You’re certainly not wrong to be confused.
There’s a tremendous amount of hype regarding the right ‘platform’ for design these days. And the sad thing is most of this ‘good’ advice is coming from your professors or an entire old guard of photographers and designers who couldn’t change their workflow if they tried. The truth is that the real hardcore professionals use whatever works. They learn and adapt all the time to get their work done, beautifully and efficiently. Adobe hasn’t adapted in a decade which is why their products are an afterthought to their real product which is a digital ghetto of useless utility style services.
The most versatile operating systems are not Windows or Mac. Many large production and FX houses use Linux or BSD for most of their infrastructure. Mostly this is because there is no limit to what their developers can create. With Linux and BSD you could theoretically fork you’re own kernel if you wanted. With proprietary software, not so much. Of course there are applications that are OS specific, like BlackMagic’s DaVinci Resolve runs on OSX, but this might change too. BlackMagic just released their amazing Fusion 8 software (motion graphics) to run on Linux. Other high-end products like Foundation’s Mari and Nuke also run profoundly faster on systems that aren’t spending half their resources answering your cell phone or sending copious amounts of ‘user behavior’ data to some Mother Ship. By the way all of the products that I mentioned you can use for free.
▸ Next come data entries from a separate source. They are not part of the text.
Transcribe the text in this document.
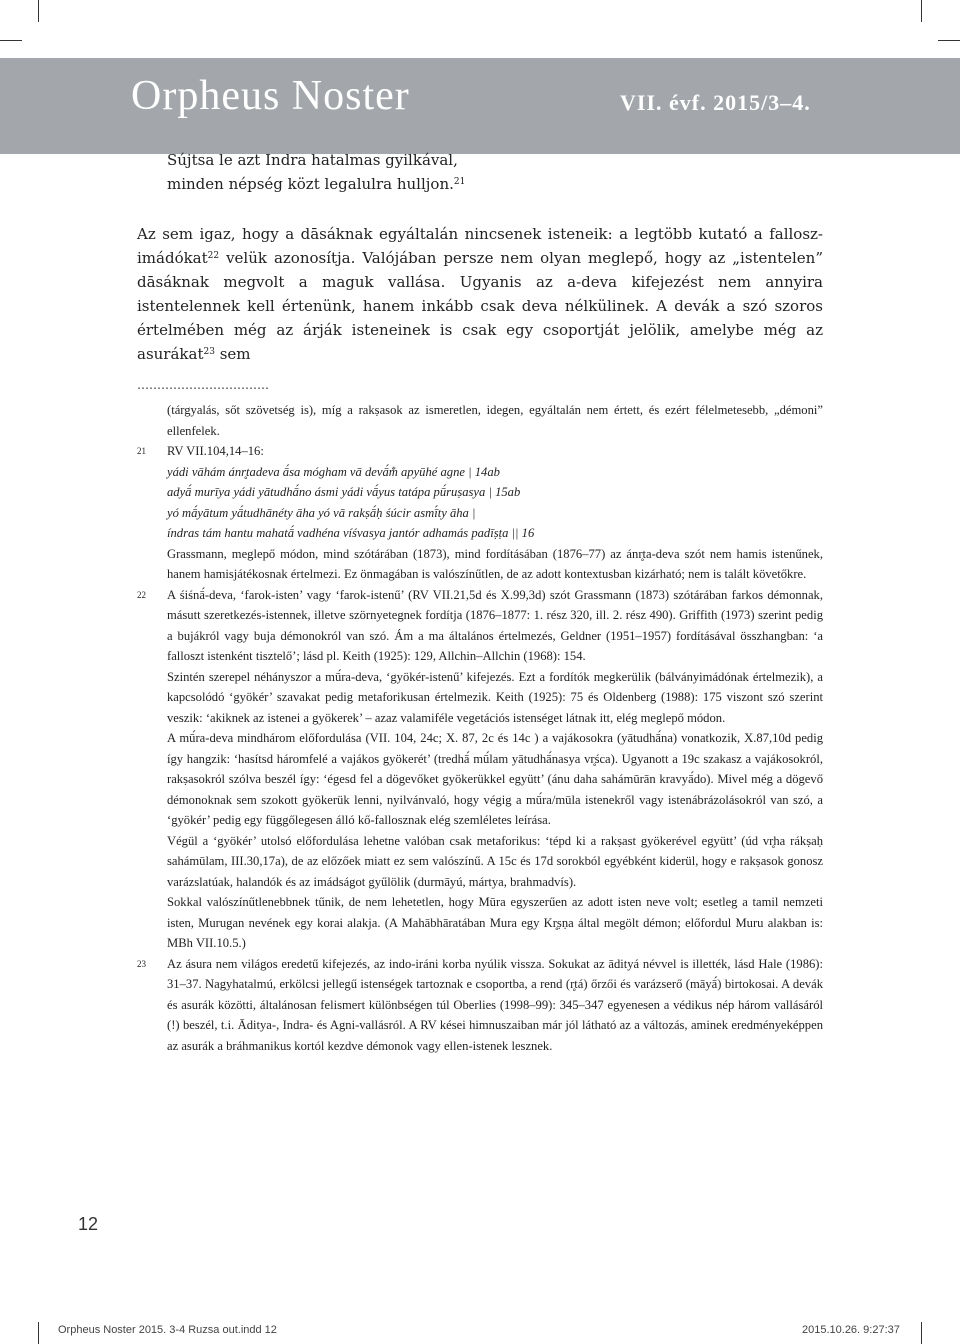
Orpheus Noster	VII. évf. 2015/3–4.
Sújtsa le azt Indra hatalmas gyilkával,
minden népség közt legalulra hulljon.$^{21}$

Az sem igaz, hogy a dāsáknak egyáltalán nincsenek isteneik: a legtöbb kutató a fallosz-imádókat$^{22}$ velük azonosítja. Valójában persze nem olyan meglepő, hogy az „istentelen” dāsáknak megvolt a maguk vallása. Ugyanis az a-deva kifejezést nem annyira istentelennek kell értenünk, hanem inkább csak deva nélkülinek. A devák a szó szoros értelmében még az árják isteneinek is csak egy csoportját jelölik, amelybe még az asurákat$^{23}$ sem

……………………………

(tárgyalás, sőt szövetség is), míg a rakṣasok az ismeretlen, idegen, egyáltalán nem értett, és ezért félelmetesebb, „démoni” ellenfelek.

21 RV VII.104,14–16:

yádi vāhám ánr̥tadeva ā́sa mógham vā devā́m̐ apyūhé agne | 14ab

adyā́ murīya yádi yātudhā́no ásmi yádi vā́yus tatápa pū́ruṣasya | 15ab

yó mā́yātum yā́tudhānéty āha yó vā rakṣā́ḥ śúcir asmī́ty āha |

índras tám hantu mahatā́ vadhéna víśvasya jantór adhamás padīṣṭa || 16

Grassmann, meglepő módon, mind szótárában (1873), mind fordításában (1876–77) az ánr̥ta-deva szót nem hamis istenűnek, hanem hamisjátékosnak értelmezi. Ez önmagában is valószínűtlen, de az adott kontextusban kizárható; nem is talált követőkre.

22 A śiśnā́-deva, ‘farok-isten’ vagy ‘farok-istenű’ (RV VII.21,5d és X.99,3d) szót Grassmann (1873) szótárában farkos démonnak, másutt szeretkezés-istennek, illetve szörnyetegnek fordítja (1876–1877: 1. rész 320, ill. 2. rész 490). Griffith (1973) szerint pedig a bujákról vagy buja démonokról van szó. Ám a ma általános értelmezés, Geldner (1951–1957) fordításával összhangban: ‘a falloszt istenként tisztelő’; lásd pl. Keith (1925): 129, Allchin–Allchin (1968): 154.

Szintén szerepel néhányszor a mū́ra-deva, ‘gyökér-istenű’ kifejezés. Ezt a fordítók megkerülik (bálványimádónak értelmezik), a kapcsolódó ‘gyökér’ szavakat pedig metaforikusan értelmezik. Keith (1925): 75 és Oldenberg (1988): 175 viszont szó szerint veszik: ‘akiknek az istenei a gyökerek’ – azaz valamiféle vegetációs istenséget látnak itt, elég meglepő módon.

A mū́ra-deva mindhárom előfordulása (VII. 104, 24c; X. 87, 2c és 14c ) a vajákosokra (yātudhā́na) vonatkozik, X.87,10d pedig így hangzik: ‘hasítsd háromfelé a vajákos gyökerét’ (tredhā́ mū́lam yātudhā́nasya vr̥śca). Ugyanott a 19c szakasz a vajákosokról, rakṣasokról szólva beszél így: ‘égesd fel a dögevőket gyökerükkel együtt’ (ánu daha sahámūrān kravyā́do). Mivel még a dögevő démonoknak sem szokott gyökerük lenni, nyilvánvaló, hogy végig a mū́ra/mūla istenekről vagy istenábrázolásokról van szó, a ‘gyökér’ pedig egy függőlegesen álló kő-fallosznak elég szemléletes leírása.

Végül a ‘gyökér’ utolsó előfordulása lehetne valóban csak metaforikus: ‘tépd ki a rakṣast gyökerével együtt’ (úd vr̥ha rákṣaḥ sahámūlam, III.30,17a), de az előzőek miatt ez sem valószínű. A 15c és 17d sorokból egyébként kiderül, hogy e rakṣasok gonosz varázslatúak, halandók és az imádságot gyűlölik (durmāyú, mártya, brahmadvís).

Sokkal valószínűtlenebbnek tűnik, de nem lehetetlen, hogy Mūra egyszerűen az adott isten neve volt; esetleg a tamil nemzeti isten, Murugan nevének egy korai alakja. (A Mahābhāratában Mura egy Kr̥ṣṇa által megölt démon; előfordul Muru alakban is: MBh VII.10.5.)

23 Az ásura nem világos eredetű kifejezés, az indo-iráni korba nyúlik vissza. Sokukat az ādityá névvel is illették, lásd Hale (1986): 31–37. Nagyhatalmú, erkölcsi jellegű istenségek tartoznak e csoportba, a rend (r̥tá) őrzői és varázserő (māyā́) birtokosai. A devák és asurák közötti, általánosan felismert különbségen túl Oberlies (1998–99): 345–347 egyenesen a védikus nép három vallásáról (!) beszél, t.i. Āditya-, Indra- és Agni-vallásról. A RV kései himnuszaiban már jól látható az a változás, aminek eredményeképpen az asurák a bráhmanikus kortól kezdve démonok vagy ellen-istenek lesznek.

12
Orpheus Noster 2015. 3-4 Ruzsa out.indd 12	2015.10.26. 9:27:37
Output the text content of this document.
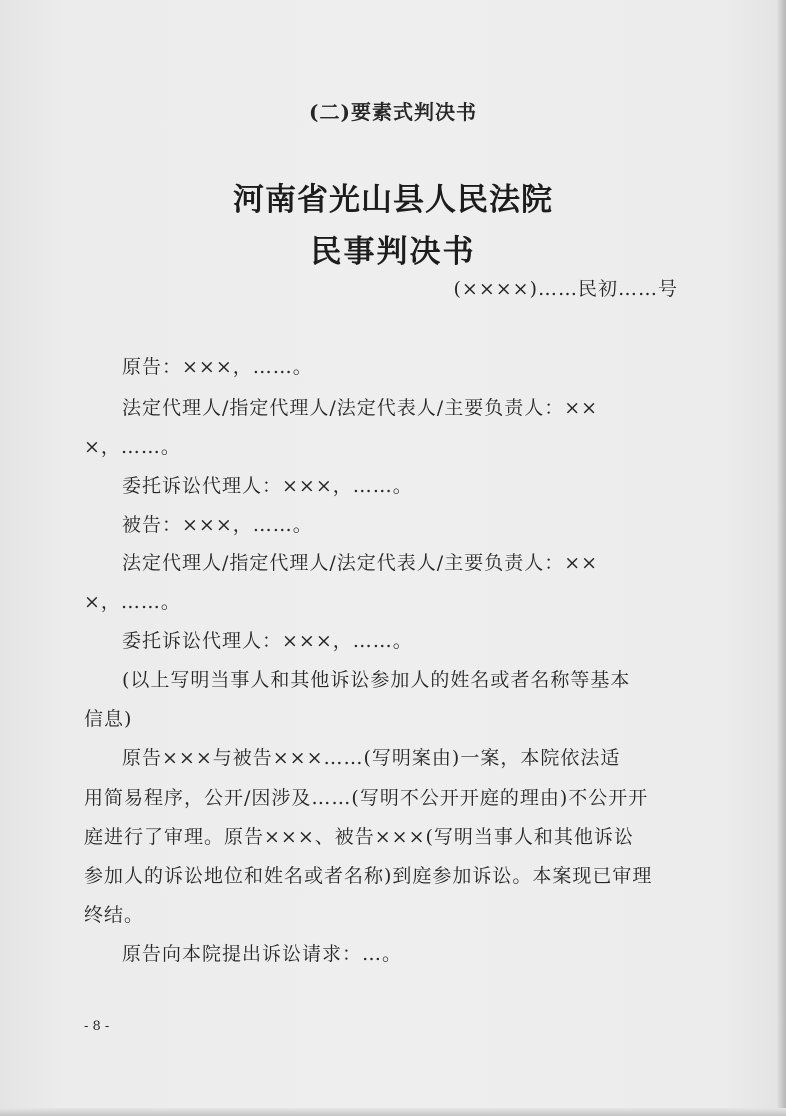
(二)要素式判决书
河南省光山县人民法院
民事判决书
(××××)……民初……号
原告：×××，……。
法定代理人/指定代理人/法定代表人/主要负责人：××
×，……。
委托诉讼代理人：×××，……。
被告：×××，……。
法定代理人/指定代理人/法定代表人/主要负责人：××
×，……。
委托诉讼代理人：×××，……。
(以上写明当事人和其他诉讼参加人的姓名或者名称等基本
信息)
原告×××与被告×××……(写明案由)一案，本院依法适
用简易程序，公开/因涉及……(写明不公开开庭的理由)不公开开
庭进行了审理。原告×××、被告×××(写明当事人和其他诉讼
参加人的诉讼地位和姓名或者名称)到庭参加诉讼。本案现已审理
终结。
原告向本院提出诉讼请求：…。
- 8 -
This is because the most valuable client they can possibly have is you, the student.
All that said, there are certain areas of design that I have to have MacOS for. For example, many critical font design applications are only available for Mac. e.g. Glyphs and RoboFont. Although FontForge is pretty cool, and I do use it. If you’re doing architectural work, AutoDesk applications on Windows are the sharpest tools in the shed. But in general Libré/Opensource tools might be the future because you can support and build your tools and they will never be taken away from you for any reason. If you’re not happy with the direction a tool is taking you can fork the project yourself if you like. Plus you… Yes you can improve and support your own tools.
In your situation this is what I’d recommend: System76 is shortly releasing a faster, bigger GPU, Oryx Pro laptop. It’s a beast of a laptop and cheaper than Alienware. Run a debian based operation system, like CentOS or Ubuntu Gnome. If you’re really clever you can dual boot your system into OSX or Windows when you need to run the odd * apps. Pixls has some great info for photography. LibreGraphicsProduction is a very old site, but still useful info. The important thing for you is to dive into the PDF standards. You need to really understand post-script, pdf production. These are truly portable documents that any printer can rip. Strangely LaTeX, LuaTeX and ConTeXt are making a comeback. You can create stunning documents programmatically, and layout sophisticated maths, etc. using these old typesetting methods. Very powerful for school papers! It also is very flexible, you can render your document out to many formats, PDF, Markdown, ePub, HTML etc.
Other software I would highly recommend. Blender is absolutely amazing. Even huge production companies use it for the odd job. Used in conjunction with MakeHuman for starter avatars. Use Mari painting objects, and Nuke or Natron for compositing.
Krita is an astonishingly powerful painting application, but you can even use it for image editing in a pinch. Gimp has a long way to go, but it opens in two seconds, so if it’s a quick image resize and crop, it will save you time. If you really want to save time use ImageMagick whenever you can. Believe me when I say nothing will impress your boss more than you resizing, rotating and converting to sRGB a hundred images before he or she can get back to their desk with a simple $ mogrify -resize 500x500 -colorspace srgb -rotate 90 *.jpg — might just blow their minds. PS actions can suck-it! RawTherapee and Darktable are great for RAW processing.
I love Inkscape, but it needs XQuartz on the Mac to run, and I find it a bit buggy. However it runs like a monster on a Linux. There are many things it does that I haven’t been able to replicate on any other vector drawing application. Especially for linear calculating, shape interpolations, drawing with objects on the clipboard, etc. I couldn’t live without Scribus any longer. It has a bit of a learning curve to it, but it’s terrific once you get used to it.
If you do find yourself with all your school books and a pantry full of Top-Ramen, you might consider AffinityDesigner (All the cool kids are using), and AffinityPhoto is getting better and better. Pixelmator and Google Web Designer are great for UI stuff. Mischief is fantastic for sketching.
You get the idea. Long story longer, don’t be fooled by people telling you have to do it this way because everybody does it that way. Those people are automatons who gave up thinking for themselves years ago. The truth is the designer tells the boss what he or she is going to use. That’s why everyone wants to turn you into an Adobot.